Through the 1790s, Hays was an officer in the Mero District militia: lieutenant colonel of cavalry, muster master, and lieutenant colonel commandant by 1797. In 1795 he and his brother-in-law Stockley Donelson, and four others were on a "committee to cut and clear out a good wagon road, and to pay 200 pounds to those holding the lottery for building a jail in the Mero District." In 1795 Hays escorted a delegation of Chickasaw chiefs to Philadelphia to meet with George Washington. According to the editors of volume one of The Papers of Andrew Jackson, "Jackson was responsible through congressional patronage" for the appointment of Hays to the position of U.S. Marshal for west Tennessee in 1797. James White and Willie Blount signed $20,000 bonds in security for the new marshal. Hays served until 1804 when he was replaced by John Childress.

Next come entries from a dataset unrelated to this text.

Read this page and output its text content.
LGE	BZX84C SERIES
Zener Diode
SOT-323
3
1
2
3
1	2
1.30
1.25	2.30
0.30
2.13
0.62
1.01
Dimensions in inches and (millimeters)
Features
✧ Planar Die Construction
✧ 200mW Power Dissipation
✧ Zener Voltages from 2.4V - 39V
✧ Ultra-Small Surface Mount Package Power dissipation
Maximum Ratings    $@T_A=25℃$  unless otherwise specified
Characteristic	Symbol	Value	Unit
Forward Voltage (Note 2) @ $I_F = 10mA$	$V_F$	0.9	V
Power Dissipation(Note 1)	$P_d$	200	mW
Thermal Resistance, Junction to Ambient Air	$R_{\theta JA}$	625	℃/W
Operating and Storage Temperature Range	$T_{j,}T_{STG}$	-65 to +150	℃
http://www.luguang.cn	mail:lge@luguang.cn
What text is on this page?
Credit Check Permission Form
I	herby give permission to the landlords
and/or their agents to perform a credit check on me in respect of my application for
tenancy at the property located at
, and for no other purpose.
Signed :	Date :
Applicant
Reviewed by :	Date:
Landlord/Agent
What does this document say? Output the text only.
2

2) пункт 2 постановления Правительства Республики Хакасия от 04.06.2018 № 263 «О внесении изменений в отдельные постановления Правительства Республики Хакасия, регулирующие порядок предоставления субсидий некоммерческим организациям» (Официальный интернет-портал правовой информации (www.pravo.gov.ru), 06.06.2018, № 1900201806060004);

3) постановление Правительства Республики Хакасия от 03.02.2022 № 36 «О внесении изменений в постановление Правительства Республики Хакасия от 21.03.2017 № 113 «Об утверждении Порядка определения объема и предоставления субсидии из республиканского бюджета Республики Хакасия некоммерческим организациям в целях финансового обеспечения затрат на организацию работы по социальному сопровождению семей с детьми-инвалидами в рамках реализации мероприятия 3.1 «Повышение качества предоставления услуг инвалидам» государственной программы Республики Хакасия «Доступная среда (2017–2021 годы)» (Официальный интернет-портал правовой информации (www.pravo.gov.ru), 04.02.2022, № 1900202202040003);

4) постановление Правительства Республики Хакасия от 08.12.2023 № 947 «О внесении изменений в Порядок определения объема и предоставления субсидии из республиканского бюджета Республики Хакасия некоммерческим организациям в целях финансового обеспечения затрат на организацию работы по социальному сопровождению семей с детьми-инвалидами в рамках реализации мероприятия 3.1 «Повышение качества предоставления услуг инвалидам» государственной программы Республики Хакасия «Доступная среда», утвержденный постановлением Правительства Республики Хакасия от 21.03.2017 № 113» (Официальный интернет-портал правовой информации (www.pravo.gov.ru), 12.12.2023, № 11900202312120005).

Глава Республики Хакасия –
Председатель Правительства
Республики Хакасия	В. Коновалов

In January 1805 he was a signatory to a petition protesting the court-martial of Thomas Butler, probably produced at the behest of Andrew Jackson and sent to Thomas Jefferson's government, recorded in official state papers under the title "Disobedience of Orders Justified on the Grounds of Illegality." In August 1805 he was present at a Nashville dinner in honor of Aaron Burr and toasted to "the union of all honest men."

In March 1807, Andrew Jackson purchased 15 slaves at a sheriff's auction of the property of Hays, his neighbor and brother-in-law. Jackson then conveyed those 15 slaves back to Hays' wife Jane Donelson Hays. In 1807 Hays had recently declared bankruptcy, and during the 1828 U.S. presidential campaign this action was alleged to be a conspiracy intended to defraud Hays' creditors, essentially money laundering enslaved assets.

== Personal life ==
There were eight children from the Hays–Donelson marriage, six of whom survived to adulthood: Stockley Donelson Hays who married Lydia Butler: Martha (Patsy) Hays who married Dr. William E. Butler; Samuel Jackson Hays, who married Frances Middleton; Rachel Hays, who married Robert Butler; Narcissa Hays, who never married; and Elizabeth Hays, who married Col. Robert I. Chester. Mary S. Hays died at Nashville in 1815 at age 18.

Jane Donelson Hays died in 1834 and is believed to be buried in Riverside Cemetery in Jackson, Tennessee.